ROYAL Bank of Scotland is to change its name to NatWest Group as it tries to break with its toxic past – but the decision by new chief executive Alison Rose has sparked fury.

Rose said the rebranding of RBS – still partly owned by the taxpayer – was because 80% of its customers bank with the NatWest brand rather than through RBS branches, and bosses said it would have no impact on customers or staff.

The name has been in existence since the bank was founded in 1727.

Chairman Howard Davies said: “The essential reason for this is as the bank has evolved from the financial crisis and the bailout, we have focused on the NatWest brand.

“We have exited a lot of the international business which were not profitable. That was branded RBS and that's gone.

“It really makes no sense for us to continue to be called RBS. It was designed for a global group of brands, which we no longer are."
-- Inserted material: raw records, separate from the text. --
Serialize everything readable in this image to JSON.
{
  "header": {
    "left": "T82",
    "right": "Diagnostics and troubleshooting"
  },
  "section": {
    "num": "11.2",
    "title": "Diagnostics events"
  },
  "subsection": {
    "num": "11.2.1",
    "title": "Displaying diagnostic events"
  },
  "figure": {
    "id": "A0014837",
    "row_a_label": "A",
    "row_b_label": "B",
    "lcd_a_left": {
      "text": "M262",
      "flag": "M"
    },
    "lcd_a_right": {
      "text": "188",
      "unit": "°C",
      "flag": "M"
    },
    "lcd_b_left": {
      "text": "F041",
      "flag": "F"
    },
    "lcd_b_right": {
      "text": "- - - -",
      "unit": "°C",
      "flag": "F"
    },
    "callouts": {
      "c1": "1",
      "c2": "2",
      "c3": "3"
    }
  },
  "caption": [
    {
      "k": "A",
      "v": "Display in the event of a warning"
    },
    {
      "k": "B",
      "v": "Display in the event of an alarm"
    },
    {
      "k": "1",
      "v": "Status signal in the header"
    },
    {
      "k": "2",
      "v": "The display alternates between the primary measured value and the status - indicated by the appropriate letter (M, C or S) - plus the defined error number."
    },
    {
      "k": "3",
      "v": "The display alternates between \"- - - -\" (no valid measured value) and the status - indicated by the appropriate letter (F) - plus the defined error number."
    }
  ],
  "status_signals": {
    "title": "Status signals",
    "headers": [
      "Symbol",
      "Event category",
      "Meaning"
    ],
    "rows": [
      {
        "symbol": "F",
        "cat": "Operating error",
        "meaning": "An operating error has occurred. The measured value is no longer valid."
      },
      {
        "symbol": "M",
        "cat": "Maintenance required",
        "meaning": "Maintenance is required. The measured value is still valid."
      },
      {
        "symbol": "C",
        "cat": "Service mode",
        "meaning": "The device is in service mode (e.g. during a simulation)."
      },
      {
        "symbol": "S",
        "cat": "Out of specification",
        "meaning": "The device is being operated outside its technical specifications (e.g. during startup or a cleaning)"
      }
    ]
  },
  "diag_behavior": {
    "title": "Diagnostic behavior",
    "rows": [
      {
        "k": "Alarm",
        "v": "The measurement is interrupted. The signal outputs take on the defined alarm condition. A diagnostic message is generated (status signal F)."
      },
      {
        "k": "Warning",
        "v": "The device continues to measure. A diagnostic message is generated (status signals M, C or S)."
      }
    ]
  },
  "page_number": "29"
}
He said the registered office will remain in Edinburgh, with no plans for “unscrewing any brass plaques at this point”, although he admitted a second independence referendum in Scotland could change this.

The decision sparked anger on social media, with Grouse Beater writing on Twitter: “Tax payer-owned disaster prone Royal Bank of Scotland (RBS) is to change its name to NatWest later in 2020. The move forms part of a major re-branding by new chief executive Alison Rose, the company announced.

“Yes, a name change will expunge its venal past.”

GrievanceMonkey said on the same platform: “After the SNP blame literally everything on Westminster, our national bank is to be rebranded ‘NatWest’, which stands for National WESTMINSTER.

“You couldn't make it up.”

Douglas Hepburn tweeted: “Been with the bank all my working life . But cannot agree with the Name change to NatWest. RBS is a Scottish institution ffs totally wrong name choice.”

And James MacK added: “Very disappointed, angered and let down at the group name change. RBS Group has gone through highs and lows now you want to consign it to the history books. Disgrace.”